Saturday, July 3, 2021

Silence (2016)

  I want to state for the record that I am not anti-religion, nor am I anti-Catholic.  I frequently enjoy Martin Scorsese movies and this would make a good companion piece to The Last Temptation of Christ.  But I cannot ignore the elephant in the room here.

Two Portuguese priests (Andrew Garfield and Adam Driver) are dismayed to hear reports that their mentor (Liam Neeson) has apostatized (that means turned his back on the faith, as opposed to a heretic or non-believer) during a wave of Christian persecution in Japan.  They decide to smuggle themselves into the country and find the truth.

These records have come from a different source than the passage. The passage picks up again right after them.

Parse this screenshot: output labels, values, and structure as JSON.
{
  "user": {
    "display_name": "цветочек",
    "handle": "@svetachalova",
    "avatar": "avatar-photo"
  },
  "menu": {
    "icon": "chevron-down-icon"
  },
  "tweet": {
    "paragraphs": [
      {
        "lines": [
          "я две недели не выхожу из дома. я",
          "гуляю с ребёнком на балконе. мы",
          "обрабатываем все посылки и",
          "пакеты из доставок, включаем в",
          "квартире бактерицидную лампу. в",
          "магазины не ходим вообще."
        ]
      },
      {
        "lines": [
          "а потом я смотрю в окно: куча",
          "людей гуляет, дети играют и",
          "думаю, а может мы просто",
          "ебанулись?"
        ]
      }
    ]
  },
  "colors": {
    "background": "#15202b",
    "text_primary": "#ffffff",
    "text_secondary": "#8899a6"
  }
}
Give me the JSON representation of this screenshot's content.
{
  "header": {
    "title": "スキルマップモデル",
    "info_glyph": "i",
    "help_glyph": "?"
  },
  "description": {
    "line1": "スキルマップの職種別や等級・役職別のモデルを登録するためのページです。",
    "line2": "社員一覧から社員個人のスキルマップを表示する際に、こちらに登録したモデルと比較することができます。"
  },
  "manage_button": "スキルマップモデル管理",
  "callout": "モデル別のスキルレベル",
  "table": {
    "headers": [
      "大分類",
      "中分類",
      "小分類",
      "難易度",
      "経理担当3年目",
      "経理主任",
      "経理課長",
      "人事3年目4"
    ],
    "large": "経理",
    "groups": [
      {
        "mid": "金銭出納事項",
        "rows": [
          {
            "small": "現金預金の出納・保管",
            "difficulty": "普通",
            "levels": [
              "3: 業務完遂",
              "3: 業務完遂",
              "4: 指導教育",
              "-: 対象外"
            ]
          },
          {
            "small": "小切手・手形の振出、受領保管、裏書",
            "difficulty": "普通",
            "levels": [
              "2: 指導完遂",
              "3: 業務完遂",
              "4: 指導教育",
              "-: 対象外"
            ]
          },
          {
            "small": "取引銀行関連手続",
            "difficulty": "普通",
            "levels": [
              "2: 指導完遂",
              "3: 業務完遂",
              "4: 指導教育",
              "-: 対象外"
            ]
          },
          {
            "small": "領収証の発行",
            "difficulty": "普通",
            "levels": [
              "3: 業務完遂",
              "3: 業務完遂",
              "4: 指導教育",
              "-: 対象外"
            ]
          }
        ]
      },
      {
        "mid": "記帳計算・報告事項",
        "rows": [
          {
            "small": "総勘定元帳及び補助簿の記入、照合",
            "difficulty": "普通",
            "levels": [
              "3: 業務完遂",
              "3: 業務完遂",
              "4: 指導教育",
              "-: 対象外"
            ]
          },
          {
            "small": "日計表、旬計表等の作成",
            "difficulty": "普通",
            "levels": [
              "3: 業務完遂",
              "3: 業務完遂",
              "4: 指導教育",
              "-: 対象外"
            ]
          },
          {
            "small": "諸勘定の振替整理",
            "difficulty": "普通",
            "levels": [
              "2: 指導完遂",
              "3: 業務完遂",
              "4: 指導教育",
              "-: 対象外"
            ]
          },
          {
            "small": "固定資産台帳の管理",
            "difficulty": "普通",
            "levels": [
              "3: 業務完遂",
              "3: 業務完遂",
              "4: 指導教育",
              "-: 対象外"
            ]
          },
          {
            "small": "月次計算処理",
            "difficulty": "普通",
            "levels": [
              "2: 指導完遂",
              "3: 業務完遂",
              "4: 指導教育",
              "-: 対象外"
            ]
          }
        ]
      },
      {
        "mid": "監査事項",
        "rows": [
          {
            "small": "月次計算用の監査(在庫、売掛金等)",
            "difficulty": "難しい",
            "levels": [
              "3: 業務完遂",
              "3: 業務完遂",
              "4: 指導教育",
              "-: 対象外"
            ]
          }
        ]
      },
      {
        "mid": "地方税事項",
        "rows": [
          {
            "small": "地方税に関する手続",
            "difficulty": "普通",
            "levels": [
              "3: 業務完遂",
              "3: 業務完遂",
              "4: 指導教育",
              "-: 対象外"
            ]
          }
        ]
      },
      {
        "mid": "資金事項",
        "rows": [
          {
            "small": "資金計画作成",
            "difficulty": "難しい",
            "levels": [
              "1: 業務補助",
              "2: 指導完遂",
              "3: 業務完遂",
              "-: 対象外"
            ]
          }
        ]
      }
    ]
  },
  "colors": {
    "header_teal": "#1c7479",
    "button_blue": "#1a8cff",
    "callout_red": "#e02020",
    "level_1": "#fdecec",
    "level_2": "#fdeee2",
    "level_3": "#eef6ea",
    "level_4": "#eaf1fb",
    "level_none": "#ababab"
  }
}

Now.  All systems that exploit workers to benefit a ruling class are bad.  Feudalism exploits peasants and keeps them in poverty with no hope of escape.  But the sheer, bald-faced irony of the Catholics complaining about persecution and torture for their beliefs after the centuries they spent persecuting and torturing others for not believing was a little rich for me.  This is set in 1640.  What was happening in Europe in 1640?  Well, there were about five wars going on, colonization of the Americas was kicking off which included genocide and forced conversion of indigenous tribes, England was gearing up for a full Protestant Revolution with accompanying crackdowns against minority groups like Quakers and Baptists, Galileo was under house arrest for saying the Earth revolved around the Sun, Jews still weren't welcome anywhere, and witch-hunts were commonplace affairs.  The Roman Inquisition lasted until 1848.  Now tell me again how the Japanese were mean to you.

One of the really nice things the movie does is show that you can beat a man, you can break a man, but you can never really know what's in his heart.  There are some beautiful meditations on the nature of faith in the face of trial, sophistry on messages, and of course gorgeous cinematography.  It's currently streaming on Hulu, if that's your bag.